Mais uma vez frustraram-se as expectativas de que as eleições municipais deste ano pudessem ser um marco divisório na vida política brasileira em relação ao registro de candidatos que respondem a processos ainda não transitados em julgado. Ao contrário do que se previa, no primeiro julgamento sobre o assunto, suscitado por uma questão administrativa do TRE da Paraíba, o Tribunal Superior Eleitoral (TST) decidiu, por uma maioria apertada, que a vida pregressa de candidatos não pode ser motivo de impugnação de candidaturas. Continua prevalecendo, portanto, a regulamentação da lei eleitoral que determina que apenas com a condenação em instância final, sem chances de recorrer da decisão, uma pessoa pode ser impedida de se candidatar.

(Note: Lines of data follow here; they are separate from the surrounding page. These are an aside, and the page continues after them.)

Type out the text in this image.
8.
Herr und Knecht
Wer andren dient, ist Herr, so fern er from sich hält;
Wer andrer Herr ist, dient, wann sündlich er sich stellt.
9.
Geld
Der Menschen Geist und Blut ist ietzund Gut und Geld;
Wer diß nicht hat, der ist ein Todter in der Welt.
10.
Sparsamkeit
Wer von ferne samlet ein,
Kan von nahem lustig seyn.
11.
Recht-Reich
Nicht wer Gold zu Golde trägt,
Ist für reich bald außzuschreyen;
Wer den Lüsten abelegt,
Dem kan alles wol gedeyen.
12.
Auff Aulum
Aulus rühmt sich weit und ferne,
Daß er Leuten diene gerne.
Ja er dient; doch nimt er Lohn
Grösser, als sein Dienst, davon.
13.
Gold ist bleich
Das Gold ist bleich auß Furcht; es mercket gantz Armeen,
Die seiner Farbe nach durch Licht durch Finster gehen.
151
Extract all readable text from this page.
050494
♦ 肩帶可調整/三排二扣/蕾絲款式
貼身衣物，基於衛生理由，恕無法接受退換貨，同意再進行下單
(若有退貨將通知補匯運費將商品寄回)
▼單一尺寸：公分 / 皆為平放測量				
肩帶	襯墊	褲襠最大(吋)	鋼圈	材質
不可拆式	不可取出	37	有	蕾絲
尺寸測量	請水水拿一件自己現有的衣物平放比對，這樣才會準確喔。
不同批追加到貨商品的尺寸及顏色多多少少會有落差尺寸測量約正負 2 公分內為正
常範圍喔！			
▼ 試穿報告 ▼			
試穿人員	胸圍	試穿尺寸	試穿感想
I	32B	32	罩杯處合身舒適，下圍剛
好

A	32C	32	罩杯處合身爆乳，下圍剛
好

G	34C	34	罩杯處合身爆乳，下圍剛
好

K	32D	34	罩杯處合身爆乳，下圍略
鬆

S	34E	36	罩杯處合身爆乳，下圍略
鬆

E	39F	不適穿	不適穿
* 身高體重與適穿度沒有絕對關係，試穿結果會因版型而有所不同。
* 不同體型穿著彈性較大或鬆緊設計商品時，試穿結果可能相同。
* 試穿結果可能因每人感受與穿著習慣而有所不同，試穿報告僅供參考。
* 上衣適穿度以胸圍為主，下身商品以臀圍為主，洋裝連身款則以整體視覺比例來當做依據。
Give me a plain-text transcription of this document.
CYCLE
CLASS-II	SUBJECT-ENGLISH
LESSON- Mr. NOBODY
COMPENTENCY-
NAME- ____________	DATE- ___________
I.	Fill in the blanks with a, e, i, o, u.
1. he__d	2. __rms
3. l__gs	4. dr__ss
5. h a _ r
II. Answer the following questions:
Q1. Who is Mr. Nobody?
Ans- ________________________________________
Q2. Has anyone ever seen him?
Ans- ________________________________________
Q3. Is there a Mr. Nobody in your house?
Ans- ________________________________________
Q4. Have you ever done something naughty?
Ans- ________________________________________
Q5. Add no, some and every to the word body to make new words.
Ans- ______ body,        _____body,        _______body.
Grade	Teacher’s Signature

A decisão representa um retrocesso na Justiça eleitoral, que já havia formado um consenso em torno do tema. Um encontro, em Natal, do colégio de presidentes de tribunais regionais eleitorais de todo o país havia determinado que prevaleceria a interpretação de que não se pode deferir registro de candidatura quando existe prova de vida pregressa que atenta contra os princípios constitucionais da moralidade, que deveriam reger o serviço público.

Essa interpretação já fora vencida por um voto no Tribunal Superior Eleitoral nas eleições de 2006, quando a candidatura de Eurico Miranda foi impugnada pelo TRE do Rio de Janeiro, juntamente com outras.

Quando o recurso foi julgado no TSE, três juízes apoiaram a decisão do Rio, e quatro votaram contra. Entre os três favoráveis naquela ocasião apenas um era ministro do Supremo, Carlos Ayres Britto, que hoje preside o TSE e, na votação atual, manteve seu voto, com raciocínio linear.

Segundo seu voto, ninguém contrata para sua casa, ou para sua empresa, uma pessoa que não tenha uma referência abonadora do seu passado, na mesma linha dos que estranham o fato de que, para fazer o concurso público um candidato não pode estar respondendo a processos, mesmo na primeira instância, ao passo que, para ser candidato a parlamentar, o mesmo cidadão estaria liberado pela Justiça Eleitoral.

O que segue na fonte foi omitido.